PubAg

Main content area

Is Amazonia a ‘museum’ for Neotropical trees? The evolution of the Brownea clade (Detarioideae, Leguminosae)

Author:
Schley, Rowan J., de la Estrella, Manuel, Pérez-Escobar, Oscar Alejandro, Bruneau, Anne, Barraclough, Timothy, Forest, Félix, Klitgård, Bente
Source:
Molecular phylogenetics and evolution 2018 v.126 pp. 279-292
ISSN:
1055-7903
Subject:
Brownea, Eocene epoch, Miocene epoch, Neotropics, biogeography, extinction, flora, genetic markers, internal transcribed spacers, models, phylogeny, pollinators, trees, Amazonia, Andes region
Abstract:
The flora of the Neotropics is unmatched in its diversity, however the mechanisms by which diversity has accumulated are debated and largely unclear.
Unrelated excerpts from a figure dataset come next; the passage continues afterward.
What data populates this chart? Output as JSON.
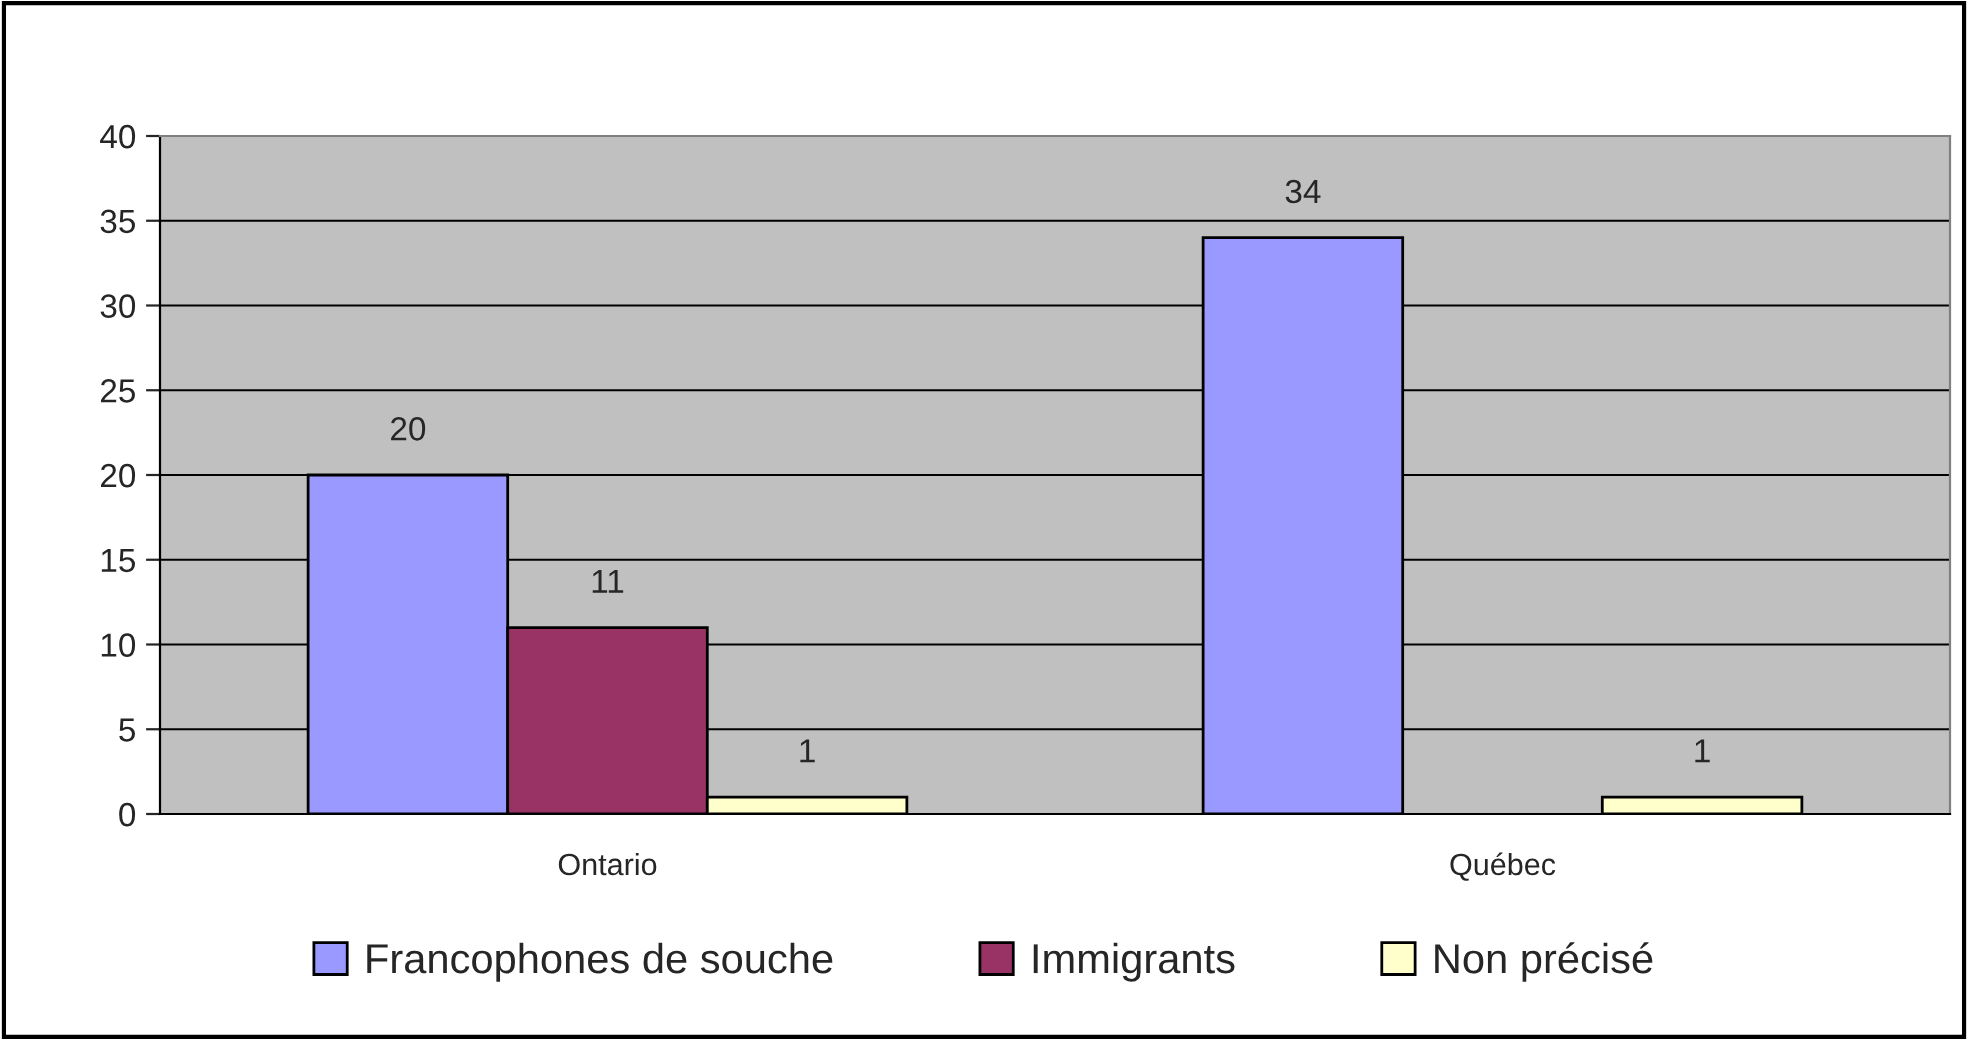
{
  "chart_data": {
    "type": "bar",
    "categories": [
      "Ontario",
      "Québec"
    ],
    "series": [
      {
        "name": "Francophones de souche",
        "color": "#9999ff",
        "values": [
          20,
          34
        ]
      },
      {
        "name": "Immigrants",
        "color": "#993366",
        "values": [
          11,
          null
        ]
      },
      {
        "name": "Non précisé",
        "color": "#ffffcc",
        "values": [
          1,
          1
        ]
      }
    ],
    "ylim": [
      0,
      40
    ],
    "yticks": [
      0,
      5,
      10,
      15,
      20,
      25,
      30,
      35,
      40
    ],
    "grid": "y",
    "legend": "bottom",
    "data_labels": true
  }
}
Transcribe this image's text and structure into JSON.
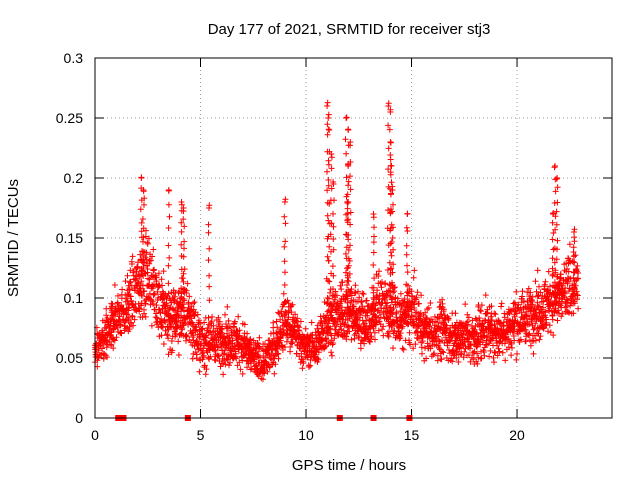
{
  "chart_data": {
    "type": "scatter",
    "title": "Day 177 of 2021, SRMTID for receiver stj3",
    "xlabel": "GPS time / hours",
    "ylabel": "SRMTID / TECUs",
    "xlim": [
      0,
      24.5
    ],
    "ylim": [
      0,
      0.3
    ],
    "xticks": [
      0,
      5,
      10,
      15,
      20
    ],
    "xtick_labels": [
      "0",
      "5",
      "10",
      "15",
      "20"
    ],
    "yticks": [
      0,
      0.05,
      0.1,
      0.15,
      0.2,
      0.25,
      0.3
    ],
    "ytick_labels": [
      "0",
      "0.05",
      "0.1",
      "0.15",
      "0.2",
      "0.25",
      "0.3"
    ],
    "grid": true,
    "marker_color": "#ff0000",
    "series": [
      {
        "name": "SRMTID",
        "marker": "plus",
        "description": "approximate trend of the point cloud (hour, center value, spread)",
        "envelope": [
          [
            0.0,
            0.055,
            0.02
          ],
          [
            0.5,
            0.065,
            0.025
          ],
          [
            1.0,
            0.085,
            0.03
          ],
          [
            1.5,
            0.09,
            0.03
          ],
          [
            2.0,
            0.11,
            0.04
          ],
          [
            2.5,
            0.12,
            0.04
          ],
          [
            3.0,
            0.1,
            0.04
          ],
          [
            3.5,
            0.08,
            0.035
          ],
          [
            4.0,
            0.09,
            0.04
          ],
          [
            4.5,
            0.085,
            0.035
          ],
          [
            5.0,
            0.06,
            0.025
          ],
          [
            5.5,
            0.065,
            0.025
          ],
          [
            6.0,
            0.065,
            0.025
          ],
          [
            6.5,
            0.065,
            0.025
          ],
          [
            7.0,
            0.06,
            0.025
          ],
          [
            7.5,
            0.05,
            0.02
          ],
          [
            8.0,
            0.045,
            0.02
          ],
          [
            8.5,
            0.06,
            0.025
          ],
          [
            9.0,
            0.08,
            0.03
          ],
          [
            9.5,
            0.07,
            0.025
          ],
          [
            10.0,
            0.058,
            0.02
          ],
          [
            10.5,
            0.06,
            0.02
          ],
          [
            11.0,
            0.08,
            0.03
          ],
          [
            11.5,
            0.085,
            0.03
          ],
          [
            12.0,
            0.09,
            0.035
          ],
          [
            12.5,
            0.085,
            0.03
          ],
          [
            13.0,
            0.08,
            0.03
          ],
          [
            13.5,
            0.095,
            0.035
          ],
          [
            14.0,
            0.09,
            0.035
          ],
          [
            14.5,
            0.08,
            0.03
          ],
          [
            15.0,
            0.09,
            0.035
          ],
          [
            15.5,
            0.075,
            0.03
          ],
          [
            16.0,
            0.07,
            0.025
          ],
          [
            16.5,
            0.075,
            0.03
          ],
          [
            17.0,
            0.065,
            0.025
          ],
          [
            17.5,
            0.07,
            0.025
          ],
          [
            18.0,
            0.065,
            0.025
          ],
          [
            18.5,
            0.075,
            0.03
          ],
          [
            19.0,
            0.07,
            0.025
          ],
          [
            19.5,
            0.075,
            0.03
          ],
          [
            20.0,
            0.08,
            0.03
          ],
          [
            20.5,
            0.085,
            0.03
          ],
          [
            21.0,
            0.09,
            0.03
          ],
          [
            21.5,
            0.095,
            0.03
          ],
          [
            22.0,
            0.1,
            0.03
          ],
          [
            22.5,
            0.11,
            0.035
          ],
          [
            22.9,
            0.11,
            0.035
          ]
        ],
        "peaks": [
          [
            2.2,
            0.2
          ],
          [
            2.3,
            0.19
          ],
          [
            3.5,
            0.19
          ],
          [
            4.1,
            0.18
          ],
          [
            4.2,
            0.175
          ],
          [
            5.4,
            0.175
          ],
          [
            9.0,
            0.18
          ],
          [
            11.0,
            0.26
          ],
          [
            11.05,
            0.25
          ],
          [
            11.1,
            0.24
          ],
          [
            11.2,
            0.22
          ],
          [
            11.3,
            0.195
          ],
          [
            11.9,
            0.25
          ],
          [
            12.0,
            0.24
          ],
          [
            12.1,
            0.23
          ],
          [
            12.0,
            0.21
          ],
          [
            11.95,
            0.18
          ],
          [
            13.2,
            0.17
          ],
          [
            13.9,
            0.26
          ],
          [
            14.0,
            0.255
          ],
          [
            14.0,
            0.23
          ],
          [
            14.05,
            0.21
          ],
          [
            14.1,
            0.19
          ],
          [
            14.8,
            0.17
          ],
          [
            21.8,
            0.21
          ],
          [
            21.9,
            0.2
          ],
          [
            21.7,
            0.17
          ],
          [
            22.7,
            0.155
          ]
        ]
      },
      {
        "name": "zero-valued points",
        "marker": "square",
        "x": [
          1.1,
          1.35,
          4.4,
          11.6,
          13.2,
          14.9
        ],
        "y": [
          0,
          0,
          0,
          0,
          0,
          0
        ]
      }
    ]
  }
}
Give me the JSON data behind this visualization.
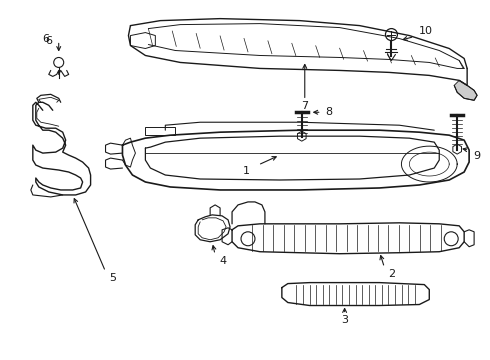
{
  "background_color": "#ffffff",
  "line_color": "#1a1a1a",
  "figsize": [
    4.9,
    3.6
  ],
  "dpi": 100
}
The Brownea clade (Leguminosae) is a characteristic component of the Neotropical flora, and the species within it are diverse in their floral morphology, attracting a wide variety of pollinators. This investigation aimed to estimate species divergence times and infer relationships within the group, in order to test whether the Brownea clade followed the ‘cradle’ or ‘museum’ model of diversification, i.e. whether species evolved rapidly over a short time period, or gradually over many millions of years. We also aimed to trace the spatio-temporal evolution of the clade by estimating ancestral biogeographical patterns in the group. We used BEAST to build a dated phylogeny of 73 Brownea clade species using three molecular markers (ITS, trnK and psbA-trnH), resulting in well-resolved phylogenetic relationships within the clade, as well as robust divergence time estimates from which we inferred diversification rates and ancestral biogeography. Our analyses revealed an Eocene origin for the group, after which the majority of diversification happened in Amazonia during the Miocene, most likely concurrent with climatic and geological changes caused by the rise of the Andes. We found no shifts in diversification rate over time, suggesting a gradual accumulation of lineages with low extinction rates. These results may help to understand why Amazonia is host to the highest diversity of tree species on Earth.